Fuel mix and emissions
Natural gas remained the region’s predominant energy fuel this winter, accounting for 11,243 GWh or 45% of electricity consumed. But during the December and February cold snaps, high spot prices for natural gas led to oil temporarily taking the lead. Approximately 13.5 million gallons of oil was used to generate about 165 GWh of electricity February 3 and 4.
Oil-fired generation accounted for 3% of all the electricity produced within New England this winter. Just under 50 million gallons of oil yielded 712 GWh. That’s less than the 80 million gallons of oil used last winter, when oil represented 5% of generation. During the winter of 2017/2018, an otherwise mild winter interrupted by two weeks of extreme cold, power plants used approximately 100 million gallons of oil.
Nuclear power plants produced 29% of the region’s electricity this winter. Coal’s share decreased from 1% last winter to 0.6% this winter.
Hydroelectric resources accounted for 11% of the region’s generation this winter, compared to 7% last winter. Production from grid-connected solar resources saw a slight increase, accounting for 2% of the region’s generation. Wind was roughly the same from winter to winter at 4%.
New England received net imports of about 5.6 GWh of electricity from neighboring regions from December through February, down from 6.5 GWh the previous winter.
The mix of resources used to produce the region’s electricity is a key driver of carbon dioxide (CO2) emissions. The ISO estimates these emissions through an analysis that blends data on electricity generation by fuel type with an emissions factor for each fuel that is based on data from the Environmental Protection Agency.2
From December through February, CO2 emissions from New England power plants were down about 12% from the previous winter, falling from an estimated 8 million metric tons to just over 7 million metric tons. The drop was due in part to lower demand this winter, and to lower production from oil-fired resources, which produce more CO2 per megawatt-hour of electricity generated than power plants fueled by natural gas.
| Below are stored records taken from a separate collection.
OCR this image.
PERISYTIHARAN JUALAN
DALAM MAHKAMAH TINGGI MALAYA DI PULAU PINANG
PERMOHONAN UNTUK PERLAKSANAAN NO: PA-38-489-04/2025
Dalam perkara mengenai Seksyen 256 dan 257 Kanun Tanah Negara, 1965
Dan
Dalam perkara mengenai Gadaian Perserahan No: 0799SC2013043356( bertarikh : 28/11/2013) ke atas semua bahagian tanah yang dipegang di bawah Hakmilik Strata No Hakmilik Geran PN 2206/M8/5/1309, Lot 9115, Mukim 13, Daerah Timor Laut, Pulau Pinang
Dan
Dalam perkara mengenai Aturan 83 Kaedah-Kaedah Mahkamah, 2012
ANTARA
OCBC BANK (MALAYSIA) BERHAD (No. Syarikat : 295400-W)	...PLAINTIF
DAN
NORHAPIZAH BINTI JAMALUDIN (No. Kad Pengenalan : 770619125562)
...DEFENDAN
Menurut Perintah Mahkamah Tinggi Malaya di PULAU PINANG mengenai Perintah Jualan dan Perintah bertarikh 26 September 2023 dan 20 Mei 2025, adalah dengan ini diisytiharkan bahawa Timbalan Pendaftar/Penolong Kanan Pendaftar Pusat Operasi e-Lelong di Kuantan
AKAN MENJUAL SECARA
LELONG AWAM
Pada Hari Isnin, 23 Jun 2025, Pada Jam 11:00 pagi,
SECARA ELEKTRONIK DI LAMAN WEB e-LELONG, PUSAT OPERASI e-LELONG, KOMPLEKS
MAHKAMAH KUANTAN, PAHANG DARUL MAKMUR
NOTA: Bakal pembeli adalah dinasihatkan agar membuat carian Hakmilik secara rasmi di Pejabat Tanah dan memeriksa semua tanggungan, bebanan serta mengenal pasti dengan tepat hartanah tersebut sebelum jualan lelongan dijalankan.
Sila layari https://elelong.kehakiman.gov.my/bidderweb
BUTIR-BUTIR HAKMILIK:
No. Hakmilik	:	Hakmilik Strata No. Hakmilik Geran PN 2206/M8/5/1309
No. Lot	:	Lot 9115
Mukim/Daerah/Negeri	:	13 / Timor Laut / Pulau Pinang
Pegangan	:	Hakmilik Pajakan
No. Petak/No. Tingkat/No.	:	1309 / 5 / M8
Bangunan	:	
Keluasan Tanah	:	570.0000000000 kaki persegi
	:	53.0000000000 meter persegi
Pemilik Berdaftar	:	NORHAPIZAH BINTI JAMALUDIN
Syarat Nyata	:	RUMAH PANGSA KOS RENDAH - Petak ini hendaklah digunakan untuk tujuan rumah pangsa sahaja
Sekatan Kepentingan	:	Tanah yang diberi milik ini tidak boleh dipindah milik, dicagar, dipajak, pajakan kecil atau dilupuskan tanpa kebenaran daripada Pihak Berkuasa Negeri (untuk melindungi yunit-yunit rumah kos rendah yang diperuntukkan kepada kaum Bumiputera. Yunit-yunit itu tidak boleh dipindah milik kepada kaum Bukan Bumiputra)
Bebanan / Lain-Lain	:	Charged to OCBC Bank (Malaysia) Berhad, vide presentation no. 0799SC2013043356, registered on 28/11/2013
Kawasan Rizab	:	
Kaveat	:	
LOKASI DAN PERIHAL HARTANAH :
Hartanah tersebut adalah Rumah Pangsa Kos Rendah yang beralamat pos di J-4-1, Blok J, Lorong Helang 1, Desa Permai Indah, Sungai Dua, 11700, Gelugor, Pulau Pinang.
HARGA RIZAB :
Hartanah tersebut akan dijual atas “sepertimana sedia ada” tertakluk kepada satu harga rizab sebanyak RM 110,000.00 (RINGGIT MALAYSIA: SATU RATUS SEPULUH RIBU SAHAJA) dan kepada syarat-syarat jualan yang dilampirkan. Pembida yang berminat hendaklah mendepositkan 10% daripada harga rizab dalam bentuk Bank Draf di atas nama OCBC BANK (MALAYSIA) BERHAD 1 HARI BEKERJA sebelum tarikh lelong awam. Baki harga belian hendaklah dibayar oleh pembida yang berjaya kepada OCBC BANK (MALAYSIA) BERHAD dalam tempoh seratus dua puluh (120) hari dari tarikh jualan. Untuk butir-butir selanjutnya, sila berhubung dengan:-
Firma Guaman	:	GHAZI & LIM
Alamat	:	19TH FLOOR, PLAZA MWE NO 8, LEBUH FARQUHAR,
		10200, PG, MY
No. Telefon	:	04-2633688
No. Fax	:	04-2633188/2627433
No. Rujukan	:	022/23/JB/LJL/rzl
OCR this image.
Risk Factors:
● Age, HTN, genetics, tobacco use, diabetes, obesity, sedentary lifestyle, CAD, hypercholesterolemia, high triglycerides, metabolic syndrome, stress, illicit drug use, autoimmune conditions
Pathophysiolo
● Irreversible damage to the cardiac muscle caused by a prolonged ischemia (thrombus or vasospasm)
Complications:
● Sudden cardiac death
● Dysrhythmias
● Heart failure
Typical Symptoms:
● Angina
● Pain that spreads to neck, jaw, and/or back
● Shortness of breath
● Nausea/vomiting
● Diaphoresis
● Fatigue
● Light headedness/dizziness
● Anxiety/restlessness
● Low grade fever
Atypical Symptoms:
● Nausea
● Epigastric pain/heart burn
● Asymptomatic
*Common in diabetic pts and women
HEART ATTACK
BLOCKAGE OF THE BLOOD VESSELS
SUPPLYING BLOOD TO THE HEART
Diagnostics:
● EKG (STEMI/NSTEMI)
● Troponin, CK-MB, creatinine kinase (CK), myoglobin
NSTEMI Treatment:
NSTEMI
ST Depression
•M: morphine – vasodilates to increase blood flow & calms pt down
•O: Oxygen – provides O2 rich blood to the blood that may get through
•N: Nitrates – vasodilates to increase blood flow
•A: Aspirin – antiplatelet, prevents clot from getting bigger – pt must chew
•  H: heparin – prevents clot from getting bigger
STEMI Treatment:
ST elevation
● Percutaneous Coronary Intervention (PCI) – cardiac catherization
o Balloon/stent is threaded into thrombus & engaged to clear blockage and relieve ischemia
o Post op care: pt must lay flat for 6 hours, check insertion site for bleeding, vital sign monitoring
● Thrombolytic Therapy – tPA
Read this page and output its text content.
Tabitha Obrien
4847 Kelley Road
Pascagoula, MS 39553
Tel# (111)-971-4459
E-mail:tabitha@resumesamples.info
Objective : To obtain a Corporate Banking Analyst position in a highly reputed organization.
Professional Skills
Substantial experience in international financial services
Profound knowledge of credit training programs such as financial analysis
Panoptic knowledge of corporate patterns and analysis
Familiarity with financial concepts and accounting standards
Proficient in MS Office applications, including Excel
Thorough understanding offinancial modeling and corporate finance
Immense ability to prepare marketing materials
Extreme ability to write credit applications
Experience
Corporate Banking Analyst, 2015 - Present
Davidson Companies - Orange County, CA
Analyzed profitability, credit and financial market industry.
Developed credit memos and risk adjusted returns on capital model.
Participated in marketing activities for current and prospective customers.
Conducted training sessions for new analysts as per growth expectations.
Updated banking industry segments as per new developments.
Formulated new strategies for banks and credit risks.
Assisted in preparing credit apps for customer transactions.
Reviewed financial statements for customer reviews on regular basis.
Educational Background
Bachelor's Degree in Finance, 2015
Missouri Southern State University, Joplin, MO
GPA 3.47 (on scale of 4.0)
Oil-fired generators produced about 615,500 metric tons of CO2 this winter, a drop of about 43% from last winter’s total of more than 1 million metric tons. Emissions from natural-gas-fired plants fell about 3%, from 4.6 million metric tons to 4.4 million. CO2 emissions from refuse, wood, landfill gas, and methane fell about 11%, from just over 2 million metric tons last year to 1.8 million metric tons this winter. Estimated emissions from coal-fired plants fell by 47%, from around 260,000 metric tons to about 138,800.
1. A British thermal unit (Btu) is used to describe the heat value of fuels, providing a uniform standard for comparing different fuels. One million British thermal units are shown as MMBtu.
2. The factors used to calculate estimated CO2 emissions were updated in January 2023. ISO New England analysts regularly review and refine the methodology used to develop these emissions factors, in order to reflect the characteristics of New England’s generating fleet and improve the accuracy of the estimates.